Essas considerações sobre a gênese da humanidade,
tal como a conhecemos hoje, trazem um alerta ético fundamental, no exato
sentido da palavra. Se o gesto de estender a mão é a base de nosso caminho rumo
às técnicas da vida e da morte, o gesto oposto, o de recolher as mãos no
instante em que os demais dependem de nosso braço é um ataque à própria ordem
geradora de nossa existência. Um exemplo: o empresário ou trabalhador que no
mercado só aprendeu a pegar objetos, sem deles abrir mão para os demais, é ao
mesmo tempo um absurdo lógico e moral. Imaginemos a cena primitiva imaginada
por Elias Canetti. Se o macaco tivesse aprendido apenas a pegar o galho, sem
aprender a soltá-lo, jamais teria existido humanidade e, com ela, a indústria,
o comércio, a política etc. É por tal motivo que o indivíduo ou grupo que opera
apenas em seu favor, sem observar regras éticas, econômicas, políticas que
aperfeiçoem o bem comum, é visto como simples predador, jamais como fecundo
líder que abre novos caminhos para a humanidade. É neste plano que as fraudes,
a espionagem industrial, os produtos piratas e toda a panóplia de instrumentos
que visam apenas o lucro imediato deste ou daquele indivíduo, deste ou daquela
firma, não apenas recebem sanção negativa das leis, mas são atingidos pela
ojeriza de todos os que, no mercado, trabalham segundo as regras morais. Longe
de ser um “detalhe” nos negócios, os procedimentos eticamente corretos constituem,
na verdade, o seu núcleo mais poderoso, mas também o mais delicado. Imagine-se,
leitor, na ponta de um galho, de árvore altíssima. No outro galho um outro ser
humano abre as mãos para você. Caso seu corpo seja salvo por aquele gesto, a
sua confiança nele e no gesto é mantida, e fortalecida. Caso ele retire a mão e
você caia no abismo, certamente um outro observará o fato inteiro. E terá
sempre desconfiança nas mãos estendidas. Imagine agora o mercado onde falte
absolutamente a confiança mútua. Ninguém mais fará negócios, produzirá
instrumentos, aceitará papéis ou a palavra empenhada.

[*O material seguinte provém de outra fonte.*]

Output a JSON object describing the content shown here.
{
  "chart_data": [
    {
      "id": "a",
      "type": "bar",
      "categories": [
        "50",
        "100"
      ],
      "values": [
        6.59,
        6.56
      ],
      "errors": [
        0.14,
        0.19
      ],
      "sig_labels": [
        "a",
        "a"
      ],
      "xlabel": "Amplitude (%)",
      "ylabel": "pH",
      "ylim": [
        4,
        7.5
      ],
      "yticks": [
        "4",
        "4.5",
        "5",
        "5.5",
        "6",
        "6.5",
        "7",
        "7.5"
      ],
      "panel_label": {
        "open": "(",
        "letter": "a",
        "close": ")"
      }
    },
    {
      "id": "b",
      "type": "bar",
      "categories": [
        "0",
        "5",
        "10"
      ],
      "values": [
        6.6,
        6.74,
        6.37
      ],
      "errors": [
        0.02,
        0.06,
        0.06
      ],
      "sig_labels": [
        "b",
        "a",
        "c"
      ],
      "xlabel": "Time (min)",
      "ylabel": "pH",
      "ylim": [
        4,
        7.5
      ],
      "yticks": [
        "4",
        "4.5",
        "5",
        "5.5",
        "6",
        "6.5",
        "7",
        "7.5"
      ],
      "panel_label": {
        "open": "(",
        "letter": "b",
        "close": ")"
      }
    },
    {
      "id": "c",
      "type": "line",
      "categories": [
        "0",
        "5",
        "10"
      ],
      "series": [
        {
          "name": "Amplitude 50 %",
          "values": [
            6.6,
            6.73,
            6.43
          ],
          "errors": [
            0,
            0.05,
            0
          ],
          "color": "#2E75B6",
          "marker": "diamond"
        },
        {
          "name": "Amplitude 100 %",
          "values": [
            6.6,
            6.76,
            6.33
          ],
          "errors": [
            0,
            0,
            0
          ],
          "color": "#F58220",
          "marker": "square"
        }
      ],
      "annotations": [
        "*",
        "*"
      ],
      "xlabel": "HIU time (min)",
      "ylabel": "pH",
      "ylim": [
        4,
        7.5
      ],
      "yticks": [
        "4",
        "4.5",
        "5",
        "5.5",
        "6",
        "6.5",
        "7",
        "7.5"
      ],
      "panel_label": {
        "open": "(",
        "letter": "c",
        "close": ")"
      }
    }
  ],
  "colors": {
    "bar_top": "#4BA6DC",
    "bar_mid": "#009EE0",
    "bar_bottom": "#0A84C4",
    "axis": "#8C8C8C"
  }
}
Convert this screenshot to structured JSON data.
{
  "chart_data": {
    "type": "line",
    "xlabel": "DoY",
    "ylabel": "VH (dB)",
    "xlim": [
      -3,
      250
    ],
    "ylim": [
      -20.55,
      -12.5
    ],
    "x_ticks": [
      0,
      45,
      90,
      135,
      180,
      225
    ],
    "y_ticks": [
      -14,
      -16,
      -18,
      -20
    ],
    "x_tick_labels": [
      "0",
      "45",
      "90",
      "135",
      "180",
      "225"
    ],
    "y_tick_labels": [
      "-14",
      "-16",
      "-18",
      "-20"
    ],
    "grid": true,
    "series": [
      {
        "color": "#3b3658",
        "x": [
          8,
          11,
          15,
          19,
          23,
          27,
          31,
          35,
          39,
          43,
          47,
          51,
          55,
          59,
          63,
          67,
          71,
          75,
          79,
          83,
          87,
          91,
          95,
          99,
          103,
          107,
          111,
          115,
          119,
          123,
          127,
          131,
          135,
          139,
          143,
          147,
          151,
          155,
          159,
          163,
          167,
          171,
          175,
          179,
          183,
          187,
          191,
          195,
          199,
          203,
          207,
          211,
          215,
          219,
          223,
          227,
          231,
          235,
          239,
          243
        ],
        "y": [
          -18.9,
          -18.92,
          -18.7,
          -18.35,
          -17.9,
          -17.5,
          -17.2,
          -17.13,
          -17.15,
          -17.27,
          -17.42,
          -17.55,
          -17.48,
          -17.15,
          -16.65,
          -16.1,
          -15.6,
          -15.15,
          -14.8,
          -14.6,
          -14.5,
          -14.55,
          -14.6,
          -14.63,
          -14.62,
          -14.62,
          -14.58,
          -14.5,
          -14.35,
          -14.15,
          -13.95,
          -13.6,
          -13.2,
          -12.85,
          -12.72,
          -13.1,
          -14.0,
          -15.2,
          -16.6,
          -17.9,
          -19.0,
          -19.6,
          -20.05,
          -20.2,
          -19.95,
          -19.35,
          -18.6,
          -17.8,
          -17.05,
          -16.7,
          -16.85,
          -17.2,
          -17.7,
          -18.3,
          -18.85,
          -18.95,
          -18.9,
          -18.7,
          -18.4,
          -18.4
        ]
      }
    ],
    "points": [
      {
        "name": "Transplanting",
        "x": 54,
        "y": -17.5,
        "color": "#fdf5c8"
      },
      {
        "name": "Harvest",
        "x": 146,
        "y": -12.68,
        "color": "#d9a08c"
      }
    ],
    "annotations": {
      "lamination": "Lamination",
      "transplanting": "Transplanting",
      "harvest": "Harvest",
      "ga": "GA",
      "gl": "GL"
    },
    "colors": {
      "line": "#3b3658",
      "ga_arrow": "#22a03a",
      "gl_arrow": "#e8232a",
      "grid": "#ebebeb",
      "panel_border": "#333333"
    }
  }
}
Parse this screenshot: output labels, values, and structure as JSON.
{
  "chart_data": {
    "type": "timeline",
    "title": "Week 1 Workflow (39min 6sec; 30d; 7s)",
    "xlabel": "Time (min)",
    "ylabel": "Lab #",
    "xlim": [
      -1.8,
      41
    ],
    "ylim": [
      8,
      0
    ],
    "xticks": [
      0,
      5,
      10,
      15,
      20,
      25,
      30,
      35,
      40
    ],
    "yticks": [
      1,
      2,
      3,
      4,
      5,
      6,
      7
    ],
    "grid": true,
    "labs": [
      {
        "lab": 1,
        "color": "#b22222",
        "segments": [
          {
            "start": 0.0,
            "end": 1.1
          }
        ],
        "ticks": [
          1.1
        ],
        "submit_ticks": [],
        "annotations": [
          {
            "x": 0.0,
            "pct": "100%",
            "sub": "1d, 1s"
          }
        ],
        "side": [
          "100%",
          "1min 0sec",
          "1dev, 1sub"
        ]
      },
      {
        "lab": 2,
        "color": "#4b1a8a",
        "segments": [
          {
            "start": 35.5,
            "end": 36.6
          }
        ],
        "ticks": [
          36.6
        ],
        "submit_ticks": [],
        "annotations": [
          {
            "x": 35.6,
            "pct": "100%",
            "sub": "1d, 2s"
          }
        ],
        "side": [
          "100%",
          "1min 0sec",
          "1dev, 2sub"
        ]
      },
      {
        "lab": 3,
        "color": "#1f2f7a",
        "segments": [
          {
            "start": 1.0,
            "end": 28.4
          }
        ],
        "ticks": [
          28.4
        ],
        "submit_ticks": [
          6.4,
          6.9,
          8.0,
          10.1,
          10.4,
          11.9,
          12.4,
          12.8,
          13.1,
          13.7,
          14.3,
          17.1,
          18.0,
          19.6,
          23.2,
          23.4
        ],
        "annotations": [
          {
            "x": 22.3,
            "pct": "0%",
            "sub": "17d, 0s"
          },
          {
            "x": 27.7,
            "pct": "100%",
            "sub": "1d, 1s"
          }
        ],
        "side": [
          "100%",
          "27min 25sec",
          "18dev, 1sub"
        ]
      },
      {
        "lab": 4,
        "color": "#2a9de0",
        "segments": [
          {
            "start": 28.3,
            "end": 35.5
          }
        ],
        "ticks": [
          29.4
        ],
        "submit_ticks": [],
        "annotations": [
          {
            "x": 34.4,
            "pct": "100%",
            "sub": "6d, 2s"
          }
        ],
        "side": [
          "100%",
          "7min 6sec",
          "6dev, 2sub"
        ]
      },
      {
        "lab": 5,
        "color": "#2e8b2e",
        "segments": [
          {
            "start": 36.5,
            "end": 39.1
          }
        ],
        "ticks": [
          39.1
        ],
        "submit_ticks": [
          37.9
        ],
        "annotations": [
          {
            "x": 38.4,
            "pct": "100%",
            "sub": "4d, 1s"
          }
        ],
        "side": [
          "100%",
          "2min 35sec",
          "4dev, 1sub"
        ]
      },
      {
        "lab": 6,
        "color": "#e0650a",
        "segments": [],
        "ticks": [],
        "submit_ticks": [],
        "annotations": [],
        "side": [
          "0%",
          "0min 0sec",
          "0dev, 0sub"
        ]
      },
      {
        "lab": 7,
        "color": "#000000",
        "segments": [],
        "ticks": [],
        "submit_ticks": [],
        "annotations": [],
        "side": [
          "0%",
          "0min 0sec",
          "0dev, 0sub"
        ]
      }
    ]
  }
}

Se os leitores quiserem alguma pista para entender
a crise atual que abala as economias do planeta, ela é fornecida pelo escrito
de Elias Canetti. Caso contrário, perguntem às vítimas de “investidores” (que
deveriam ser a mão estendida) se elas se animam a retirar seus recursos do
bolso e colocá-los nas mãos de grupos que não devolvem objetos ou lucros em
troca do que recebem. O símbolo maior da atitude antiética, no caso, é a
distribuição de bônus pelos dirigentes da AIG. Aquela firma, por motivos
vários, quase faliu no início de 2009. Recebeu bilhões do governo norte-americano.
Em vez de sanar os erros de gerência e restabelecer a confiança dos que pagam
impostos, ela arrancou “prêmios” milionários para seus operadores. Trata-se de
um golpe mais letal no mercado do que muitas fraudes anteriores, como no caso
da Enron e de outras. Reflitamos: se um indivíduo puxa o braço para trás, em
instante de perigo, e não nos atende, se um comerciante recebe nosso dinheiro e
não entrega a mercadoria proposta, diminui a confiança no comércio. Se tal fato
ocorre com firmas imensas, o medo e a desconfiança atingem a dimensão de um
tsunami ético. É o que assistimos em nossos dias.